Contrary to popular belief, despite having spent my whole childhood in the southern United States, this is a cake that I had never really tasted until lately. It’s not something my family has ever had, and it’s not something I’ve ever seen much of in my life. However, after receiving many requests for a recipe for Italian Cream Cake, I set out on a mission to get some in order to give it a try.
I was able to locate some at my favorite bakery in our neighborhood north of Atlanta. The cake had a great taste, and the coconut and pecans went well with it. The whipped cream cheese frosting was so light and airy that I couldn’t stop myself from devouring the whole batch! What a delectable dessert!

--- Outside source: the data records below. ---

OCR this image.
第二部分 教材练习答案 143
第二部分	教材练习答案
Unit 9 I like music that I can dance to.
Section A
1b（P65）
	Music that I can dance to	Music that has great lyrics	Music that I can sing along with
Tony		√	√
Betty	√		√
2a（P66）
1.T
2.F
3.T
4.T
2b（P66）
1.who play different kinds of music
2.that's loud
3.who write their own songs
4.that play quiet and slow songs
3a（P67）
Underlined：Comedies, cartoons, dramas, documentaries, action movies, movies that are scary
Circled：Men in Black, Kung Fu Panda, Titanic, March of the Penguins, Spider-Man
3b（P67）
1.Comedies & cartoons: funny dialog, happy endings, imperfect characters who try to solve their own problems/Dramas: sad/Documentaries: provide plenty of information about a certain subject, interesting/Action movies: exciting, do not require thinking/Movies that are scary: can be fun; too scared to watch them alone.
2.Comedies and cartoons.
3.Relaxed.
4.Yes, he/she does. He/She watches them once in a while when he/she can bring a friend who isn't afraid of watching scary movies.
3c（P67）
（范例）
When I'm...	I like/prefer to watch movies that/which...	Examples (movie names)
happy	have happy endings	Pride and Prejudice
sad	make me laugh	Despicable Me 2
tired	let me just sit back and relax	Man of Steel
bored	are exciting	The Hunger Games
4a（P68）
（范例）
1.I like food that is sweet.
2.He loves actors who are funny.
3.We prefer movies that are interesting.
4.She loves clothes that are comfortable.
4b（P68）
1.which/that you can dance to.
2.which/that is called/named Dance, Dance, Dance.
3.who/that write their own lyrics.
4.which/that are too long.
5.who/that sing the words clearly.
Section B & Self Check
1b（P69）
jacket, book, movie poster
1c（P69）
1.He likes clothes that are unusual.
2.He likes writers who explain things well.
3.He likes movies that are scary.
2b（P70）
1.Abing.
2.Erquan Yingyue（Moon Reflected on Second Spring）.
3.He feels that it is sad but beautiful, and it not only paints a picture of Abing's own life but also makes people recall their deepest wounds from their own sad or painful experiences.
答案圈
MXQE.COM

TO MAKE THIS LAYERED CAKE, YOU’LL NEED THE FOLLOWING INGREDIENTS :
A soft stick.Of butter.
Half a Cup.Of ghee.
400 grams.Of granulated white sugar.
250 grams.Of all-purpose flour.
5 whole eggs, at room temperature.
A Cup and Half.Of sweetened shredded coconut.
A Cup.Of milk.
A small spoon.Of vanilla.
A small spoon.Of baking soda.
1 Cup.Of chopped pecans.
FOR MAKING THE CREAM CHEESE FROSTING, YOU’LL NEED:
Around five Cups.Of confectioners’ sugar.
Soft cream cheese, I used a tub. Of 11-ounces.
¾ Cup.Of chopped pecans.
¾ Cup.Of soft butter.
A small spoon and half.Of vanilla extract.
The first step, is turning the temperature of the oven to 350 degrees Fahrenheit, and prepare three 9-inch circular baking pans by coating them with butter and flour.
In a large mixing bowl, you need to cream together the butter, ghee, and sugar until light and fluffy, about 7 minutes. In a separate bowl, whisk together the egg yolk and vanilla extract.
At this point, it’s time to combine the flour and baking soda in a separate bowl; add to the cream mixture alternately with the milk. Using an electric mixer, blend until barely mixed. Add the coconut and pecans and mix well.
And now, In a separate dish, using clean beaters, whip the egg whites until firm but not dry, about 2 minutes.
Following that, you can fold in a quarter of the egg white into the mixture, then fold in the remaining egg white until everything is well combined. Pour into the vats that have been prepared.
Pop the pans for around 25 minutes of baking. Cooled the cakes for approximately 10 minutes before removing them from the pans.
To prepare the buttercream, combine the cream cheese and butter in a large mixing bowl until smooth.
To make the frosting, cream together the confectioners’ sugar and vanilla extract until frothy. Add in the pecans and mix well.
Distribute the icing between the layers, as well as on the top and edges of the cake to finish it off. Take pleasure in it!